ALL natural feed for chickens and quails?

Sounds good. If they have a variety of foods available and there's enough that they can afford to be choosy, they will each select what they need in the quantities they need, so that's a sound method to follow.

It appears you have this, and just a little reassurance is all that's really needed :) Remember that wild birds get all the vitamins and minerals they need from their natural diet, i.e. what they find in their environment. (To forestall the usual response to that from die-hard fans of the commercial sector, indeed wild birds are not laying hundreds of eggs a year, but then neither apparently are most backyard chickens I read about on BYC. Fwiw, most people posting about this on BYC seem to get less eggs than they would like from their chickens rather than more, despite feeding the widely recommended pellets supposedly designed to deliver them.)

Yes, I also thought alot about that. Wild birds do NOT lay hundreds of eggs, and birds lay eggs to hatch chicks - not to produce food for us humans... But chickens has been selectively bred to produce eggs in a whole different way than wild birds will lay eggs.

Even though chickens are bred by our choosing their digestive system still prefer most natural feed I recon. But if they can't search and find their food, we have to offer them food so they at least thrive and have what they need, in their closed invironment. I think I underestimated this part of importance.

I found it really interesting that you had more egg laying that less on feeding natural. But again; your chickens can free range a whole lot more than what I can offer mine...

I also reflected alot about that we have maybe bred chickens that need "stronger" food than the natural, I don't know if this is the case. Doesn't mean it's good or healthy. I.e. a man that takes steroids will be very much stronger that a man that doesnt, even though it's not healthy.

I.e. my lohmann brown lays a whole lot more eggs than my icelandic chikens does, and I think this kind of breed would have bigger problems that the icelandic ones food wise. Because the lohmann brown needs a whole lot more to be able to keep the egg laying amount on top compared to the icelandic ones, that are more close to a wild chicken. I want to breed chickens that are mobile and closer to a wild chicken than these heavy ones producing alot of eggs, unatural amount of eggs. So I use my lohmann brown in combination with healthier breeds, like the Icelandic chicken.
 
Yes, I also thought alot about that. Wild birds do NOT lay hundreds of eggs, and birds lay eggs to hatch chicks - not to produce food for us humans... But chickens has been selectively bred to produce eggs in a whole different way than wild birds will lay eggs.

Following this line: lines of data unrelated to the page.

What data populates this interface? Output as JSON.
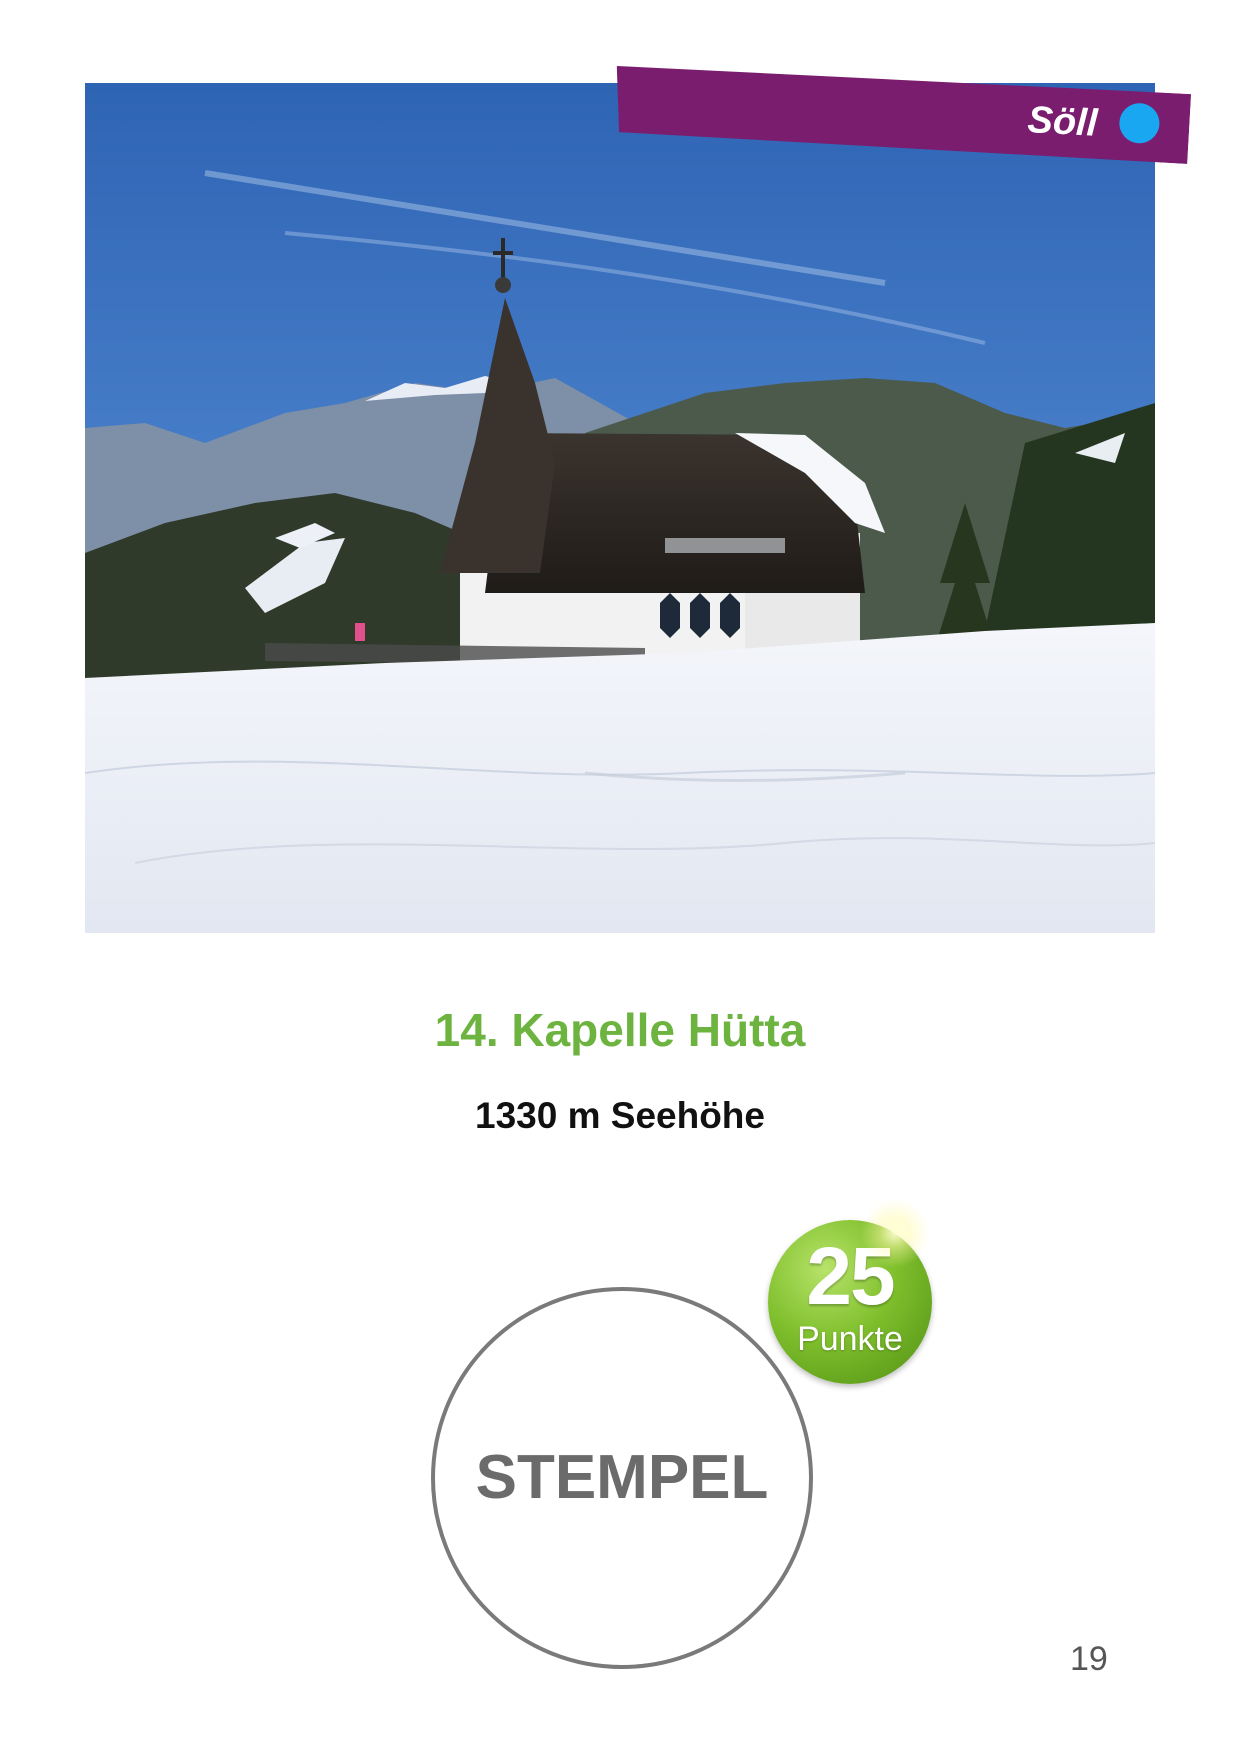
{
  "header": {
    "region_label": "Söll",
    "ribbon_color": "#7b1d6f",
    "dot_color": "#1aa7f2"
  },
  "photo": {
    "subject": "Chapel with pointed spire on a snowy ski slope, mountains and blue sky behind"
  },
  "station": {
    "title": "14. Kapelle Hütta",
    "title_color": "#6db33f",
    "altitude": "1330 m Seehöhe"
  },
  "stamp": {
    "label": "STEMPEL"
  },
  "points_badge": {
    "value": "25",
    "unit": "Punkte"
  },
  "footer": {
    "page_number": "19"
  }
}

Even though chickens are bred by our choosing their digestive system still prefer most natural feed I recon. But if they can't search and find their food, we have to offer them food so they at least thrive and have what they need, in their closed invironment. I think I underestimated this part of importance.

I found it really interesting that you had more egg laying that less on feeding natural. But again; your chickens can free range a whole lot more than what I can offer mine...

I also reflected alot about that we have maybe bred chickens that need "stronger" food than the natural, I don't know if this is the case. Doesn't mean it's good or healthy. I.e. a man that takes steroids will be very much stronger that a man that doesnt, even though it's not healthy.

I.e. my lohmann brown lays a whole lot more eggs than my icelandic chikens does, and I think this kind of breed would have bigger problems that the icelandic ones food wise. Because the lohmann brown needs a whole lot more to be able to keep the egg laying amount on top compared to the icelandic ones, that are more close to a wild chicken. I want to breed chickens that are mobile and closer to a wild chicken than these heavy ones producing alot of eggs, unatural amount of eggs. So I use my lohmann brown in combination with healthier breeds, like the Icelandic chicken.
that's a really thoughtful reflection on these matters. One in particular I would like to focus on:
But if they can't search and find their food, we have to offer them food so they at least thrive and have what they need, in their closed invironment. I think I underestimated this part of importance.
I agree wholeheartedly with this. But there is more that is easily overlooked; we all really know very little about what they need to thrive. Most poultry nutrition papers are methodologically very poor (but who reads the papers, never mind the methods section of the papers? so it goes unnoticed). They are based on completely artificial environments (indoor, lab, sterile), experimental (highly selective) feeds, abnormal birds (very young, very highly inbred, with surgically altered digestive tracts and such like), etc., and on *that* basis people claim to know what is a good diet for a mature, normal, chicken, living outdoors.

Only by watching closely have I learned that chickens eat flowers (some, sometimes, as goes for everything else in this list), pollen, earth, funga, moss and a host of other plants that are completely ignored in the scientific literature on poultry nutrition. Not to mention all the little wiggly things that get consumed before I have even a chance to identify them. And if I could identify them, I am pretty sure that nowhere will I find a nutritional profile for them, so I have absolutely no idea what nutrients my chicks consume when they are foraging. What I can see, and I do know, is that they are healthy doing it - MUCH healthier than they ever were on any commercial feed. And they lay more eggs. For longer. So I conclude that commercial feed does not contain everything they need to thrive.